Flaherty was speaking at a conference examining the 2014-15 federal budget that he presented the day before, and was asked what he was most worried about, and where his economic projections could go wrong.

"Europe. I'm still worried about Europe. I'm particularly worried about France," Flaherty said. "I think some of the European banks have not come clean. We still don't know what their books actually look like, and this is five, six, seven years into the crisis.
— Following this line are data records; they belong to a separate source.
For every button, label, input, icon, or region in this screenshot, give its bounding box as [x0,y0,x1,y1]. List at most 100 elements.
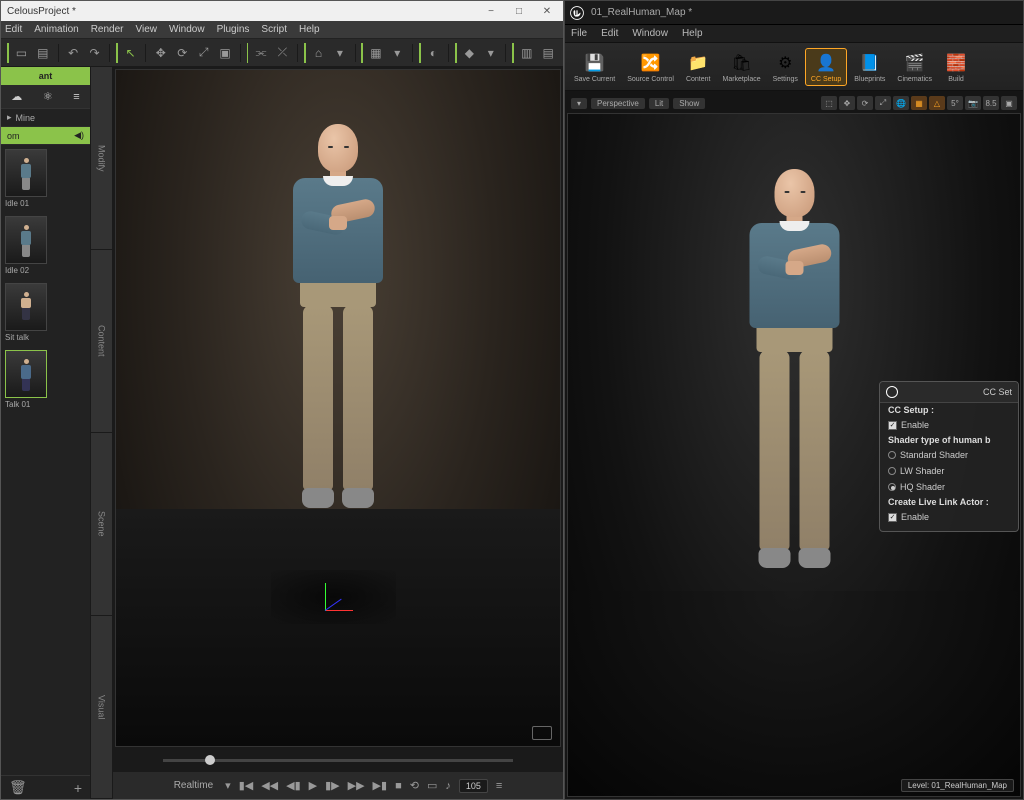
transform-rotate-icon[interactable]: ⟳ [857,96,873,110]
play-icon[interactable]: ▶ [309,779,317,792]
record-icon[interactable]: ▭ [427,779,437,792]
blueprints-button[interactable]: 📘Blueprints [849,49,890,85]
snap-angle-icon[interactable]: △ [929,96,945,110]
menu-view[interactable]: View [136,24,158,35]
shader-option-standard[interactable]: Standard Shader [880,447,1018,463]
frame-field[interactable]: 105 [459,779,488,793]
angle-snap-value[interactable]: 5° [947,96,963,110]
transform-scale-icon[interactable]: ⤢ [875,96,891,110]
menu-help[interactable]: Help [299,24,320,35]
viewport-options-button[interactable]: ▾ [571,98,587,109]
save-icon[interactable]: ▤ [34,43,51,63]
stop-icon[interactable]: ■ [395,780,402,792]
coord-space-icon[interactable]: 🌐 [893,96,909,110]
light-icon[interactable]: ◐ [425,43,442,63]
tab-scene[interactable]: Scene [91,433,112,616]
message-icon[interactable] [532,726,552,740]
wireframe-icon[interactable]: ▥ [518,43,535,63]
next-frame-icon[interactable]: ▶▶ [348,779,365,792]
menu-help[interactable]: Help [682,28,703,39]
show-dropdown[interactable]: Show [673,98,705,109]
prev-frame-icon[interactable]: ◀◀ [261,779,278,792]
shader-option-hq[interactable]: HQ Shader [880,479,1018,495]
cloud-icon[interactable]: ☁ [11,90,22,103]
source-control-button[interactable]: 🔀Source Control [622,49,679,85]
menu-file[interactable]: File [571,28,587,39]
last-frame-icon[interactable]: ▶▮ [373,779,388,792]
gizmo-x-axis[interactable] [325,610,353,611]
gizmo-y-axis[interactable] [325,583,326,611]
shader-option-lw[interactable]: LW Shader [880,463,1018,479]
menu-script[interactable]: Script [261,24,287,35]
first-frame-icon[interactable]: ▮◀ [239,779,254,792]
list-item[interactable]: Idle 01 [5,149,86,208]
cc-setup-button[interactable]: 👤CC Setup [805,48,847,86]
marketplace-button[interactable]: 🛍Marketplace [717,49,765,85]
home-icon[interactable]: ⌂ [310,43,327,63]
snap-grid-icon[interactable]: ▦ [911,96,927,110]
add-icon[interactable]: + [74,780,82,796]
link-icon[interactable]: ⫘ [252,43,269,63]
grid-icon[interactable]: ▦ [367,43,384,63]
menu-animation[interactable]: Animation [34,24,78,35]
audio-icon[interactable]: ♪ [445,780,451,792]
transform-gizmo[interactable] [325,581,355,611]
transform-select-icon[interactable]: ⬚ [821,96,837,110]
perspective-dropdown[interactable]: Perspective [591,98,645,109]
chevron-down-icon[interactable]: ▾ [225,779,231,792]
open-icon[interactable]: ▭ [13,43,30,63]
folder-row-active[interactable]: om◀) [1,127,90,145]
list-item[interactable]: Talk 01 [5,350,86,409]
viewport-3d[interactable] [115,69,561,747]
rotate-icon[interactable]: ⟳ [174,43,191,63]
tab-content[interactable]: Content [91,250,112,433]
tab-visual[interactable]: Visual [91,616,112,799]
enable-checkbox-row[interactable]: ✓Enable [880,417,1018,433]
menu-window[interactable]: Window [632,28,668,39]
render-icon[interactable]: ▾ [482,43,499,63]
checkbox-icon[interactable]: ✓ [888,421,897,430]
radio-icon[interactable] [888,467,896,475]
folder-row[interactable]: ▸Mine [1,109,90,127]
close-button[interactable]: ✕ [537,4,557,18]
scale-icon[interactable]: ⤢ [195,43,212,63]
camera-speed-icon[interactable]: 📷 [965,96,981,110]
step-fwd-icon[interactable]: ▮▶ [325,779,340,792]
checkbox-icon[interactable]: ✓ [888,513,897,522]
content-button[interactable]: 📁Content [681,49,716,85]
build-button[interactable]: 🧱Build [939,49,973,85]
tab-modify[interactable]: Modify [91,67,112,250]
slider-handle[interactable] [205,755,215,765]
settings-button[interactable]: ⚙Settings [768,49,803,85]
undo-icon[interactable]: ↶ [64,43,81,63]
shadow-icon[interactable]: ◆ [461,43,478,63]
option-icon[interactable]: ▾ [389,43,406,63]
playback-mode[interactable]: Realtime [174,780,217,791]
timeline-icon[interactable]: ≡ [496,780,502,792]
layers-icon[interactable]: ≡ [73,91,79,103]
unlink-icon[interactable]: ⤫ [274,43,291,63]
transform-move-icon[interactable]: ✥ [839,96,855,110]
transform-icon[interactable]: ▣ [216,43,233,63]
maximize-viewport-icon[interactable]: ▣ [1001,96,1017,110]
minimize-button[interactable]: − [481,4,501,18]
radio-icon[interactable] [888,451,896,459]
menu-edit[interactable]: Edit [5,24,22,35]
delete-icon[interactable]: 🗑 [9,779,27,796]
atom-icon[interactable]: ⚛ [43,90,53,103]
move-icon[interactable]: ✥ [152,43,169,63]
loop-icon[interactable]: ⟲ [410,779,419,792]
camera-icon[interactable]: ▾ [331,43,348,63]
redo-icon[interactable]: ↷ [86,43,103,63]
lit-dropdown[interactable]: Lit [649,98,669,109]
select-icon[interactable]: ↖ [122,43,139,63]
list-item[interactable]: Sit talk [5,283,86,342]
radio-icon[interactable] [888,483,896,491]
menu-window[interactable]: Window [169,24,205,35]
cinematics-button[interactable]: 🎬Cinematics [892,49,937,85]
menu-edit[interactable]: Edit [601,28,618,39]
step-back-icon[interactable]: ◀▮ [286,779,301,792]
maximize-button[interactable]: □ [509,4,529,18]
save-current-button[interactable]: 💾Save Current [569,49,620,85]
livelink-checkbox-row[interactable]: ✓Enable [880,509,1018,525]
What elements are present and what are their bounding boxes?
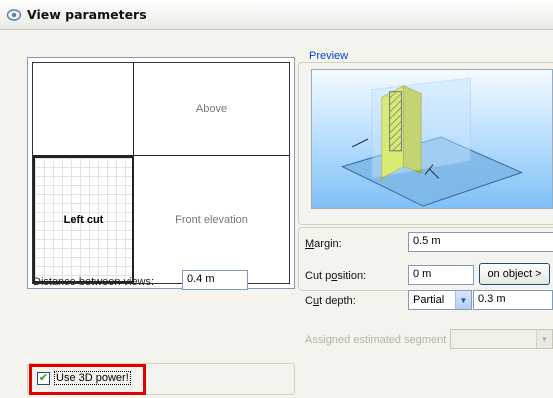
view-parameters-icon: [6, 8, 22, 21]
window-title: View parameters: [27, 7, 147, 22]
segment-select[interactable]: ▼: [450, 329, 553, 349]
view-cell-above[interactable]: Above: [134, 63, 289, 156]
cut-position-input[interactable]: 0 m: [408, 265, 474, 285]
title-bar: View parameters: [0, 0, 553, 30]
distance-label: Distance between views:: [33, 276, 155, 288]
cut-depth-label: Cut depth:: [305, 295, 356, 307]
view-label-left-cut: Left cut: [63, 213, 104, 226]
cut-depth-mode: Partial: [413, 294, 445, 306]
preview-title: Preview: [307, 50, 351, 62]
use3d-checkbox-row[interactable]: ✔ Use 3D power!: [37, 371, 131, 385]
view-label-above: Above: [195, 103, 228, 115]
cut-position-label: Cut position:: [305, 270, 367, 282]
use3d-checkbox[interactable]: ✔: [37, 371, 50, 385]
chevron-down-icon[interactable]: ▼: [536, 330, 552, 348]
views-grid: Above Left cut Front elevation: [32, 62, 290, 284]
preview-3d-image[interactable]: [311, 69, 553, 209]
cut-depth-select[interactable]: Partial ▼: [408, 290, 472, 310]
distance-input[interactable]: 0.4 m: [182, 270, 248, 290]
chevron-down-icon[interactable]: ▼: [455, 291, 471, 309]
view-cell-empty[interactable]: [33, 63, 134, 156]
cut-depth-input[interactable]: 0.3 m: [473, 290, 553, 310]
view-label-front-elevation: Front elevation: [175, 213, 248, 226]
margin-label: Margin:: [305, 238, 342, 250]
on-object-button[interactable]: on object >: [479, 263, 550, 285]
view-cell-front-elevation[interactable]: Front elevation: [134, 156, 289, 283]
segment-label: Assigned estimated segment: [305, 334, 447, 346]
margin-input[interactable]: 0.5 m: [408, 232, 553, 252]
use3d-label[interactable]: Use 3D power!: [54, 371, 131, 385]
view-cell-left-cut[interactable]: Left cut: [33, 156, 134, 283]
views-layout: Above Left cut Front elevation: [27, 57, 295, 289]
And there's going to be some ugliness there, which will hurt the world economy when it becomes apparent."

France's banking regulator has for years insisted that the country's banking system is sound and that its method of regulation, which includes proprietary balance-sheet tests and on-the-spot checks, was vindicated by the lack of major bank failures during the financial crisis.

After euro-zone financial jitters in 2011 highlighted perceived weaknesses in French bank balance sheets, lenders BNP Paribas and Societe Generale sped up plans to sell assets to reinforce their capital strength.

Flaherty has been outspoken in his criticism of the state of European finances and banks throughout the Great Recession and its aftermath.

In an interview on Global News' West Block television show on Sunday he said it was not clear that the French banking system had "gone through the sort of cleansing it needs to go through and that the American system has been through and most of the European banks have been through."

Bank of France Governor Christian Noyer criticized a recent study on the French banking sector on Wednesday and said there are no problems with the country's banks.

Also on Wednesday, French Finance Minister Pierre Moscovici said there was "nothing to fear" from French banks and asset quality reviews.